Mais qui se cache derrière le « Père Castor » ? Celui que l’on finira par surnommer d’après le personnage qu’il a inventé, c’est Paul Faucher, un éditeur passionné par les théories de la nouvelle éducation en vogue à l’époque. Ces théories, soutenues par les observations de psychologues, proposent de revoir les méthodes d’éducation traditionnelles en s’appuyant sur une meilleure connaissance de l’enfant. Paul Faucher se montre très tôt intéressé par ces réflexions, alors qu’il travaille en tant que libraire chez Flammarion.

Surtout, le déclic vient de sa rencontre avec Frantisek Bakulé, un instituteur tchèque qui applique dans sa classe de nouvelles méthodes pédagogiques. Après avoir hésité entre les métiers d’éducateur et d’éditeur, Paul Faucher décide finalement de mettre en œuvre ses convictions à travers l’édition de livres pédagogiques.

« C’est parce qu’ils apportent des jeux constructifs aux enfants que ces albums furent placés sous le signe d’un animal voué d’instinct à la construction : le castor », expliquait-il au sujet de la collection du Père Castor.

Les albums sont conçus entièrement dans l’idée de favoriser l’autonomie de l’enfant, qui devient constructeur de sa personnalité et de ses savoirs grâce à un apprentissage ludique. Et rien n’est laissé au hasard : avant parution, les livres sont testés auprès des enfants, en présence d’une pédagogue qui prend en note ce qu’ils ne comprennent pas. Paul Faucher finira même par ouvrir, en 1947, une école du Père Castor.

Des artistes venus de toute l’Europe

La collection du Père Castor est donc une initiative pédagogique… mais si elle a traversé le temps, c’est aussi parce qu’elle est un régal pour les yeux !

Il faut dire que Paul Faucher a su s’entourer : dès la création de la collection, des artistes viennent de toute l’Europe pour illustrer les albums du Père Castor. « L’école russe » en particulier, influence beaucoup la ligne graphique de la collection. On y retrouve son goût pour les couleurs vives, pour la peinture plutôt que l’illustration, et pour les compositions géométriques.

Nathalie Parain-Tchelpanova, illustre les premiers albums, et son ami Rojankovsky, peintre animalier, s’occupe de la collection « Roman des bêtes » (dont l’auteure est la tchèque Lida Durdikova, épouse de Paul Faucher).
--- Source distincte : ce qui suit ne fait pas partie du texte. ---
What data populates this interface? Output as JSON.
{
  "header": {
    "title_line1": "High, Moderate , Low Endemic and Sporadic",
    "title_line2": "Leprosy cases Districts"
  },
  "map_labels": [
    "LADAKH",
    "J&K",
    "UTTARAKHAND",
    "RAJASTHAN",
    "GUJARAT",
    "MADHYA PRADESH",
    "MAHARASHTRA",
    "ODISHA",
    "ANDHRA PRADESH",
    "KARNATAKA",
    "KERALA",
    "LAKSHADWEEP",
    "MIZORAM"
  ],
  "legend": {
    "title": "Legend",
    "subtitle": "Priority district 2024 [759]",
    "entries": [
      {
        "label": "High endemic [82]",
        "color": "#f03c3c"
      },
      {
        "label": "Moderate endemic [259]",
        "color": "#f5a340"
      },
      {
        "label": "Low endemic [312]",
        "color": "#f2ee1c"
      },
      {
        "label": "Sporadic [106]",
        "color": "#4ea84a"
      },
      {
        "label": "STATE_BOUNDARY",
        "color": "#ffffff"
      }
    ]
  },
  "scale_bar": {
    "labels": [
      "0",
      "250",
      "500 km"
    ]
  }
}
Panache l’Écureuil, écrit par Lida Durdikova et illustré par Feodor Rojankovski (1934)

panache

  

De nouvelles pages s’écrivent

Après la mort de Paul Faucher en 1967, la collection poursuit son chemin. D’ailleurs, ce que nous en retenons le mieux aujourd’hui, c’est probablement son adaptation télévisée, Les Histoires du père Castor, dont le générique a trotté dans la tête de nombreux enfants depuis sa première diffusion en 1993… 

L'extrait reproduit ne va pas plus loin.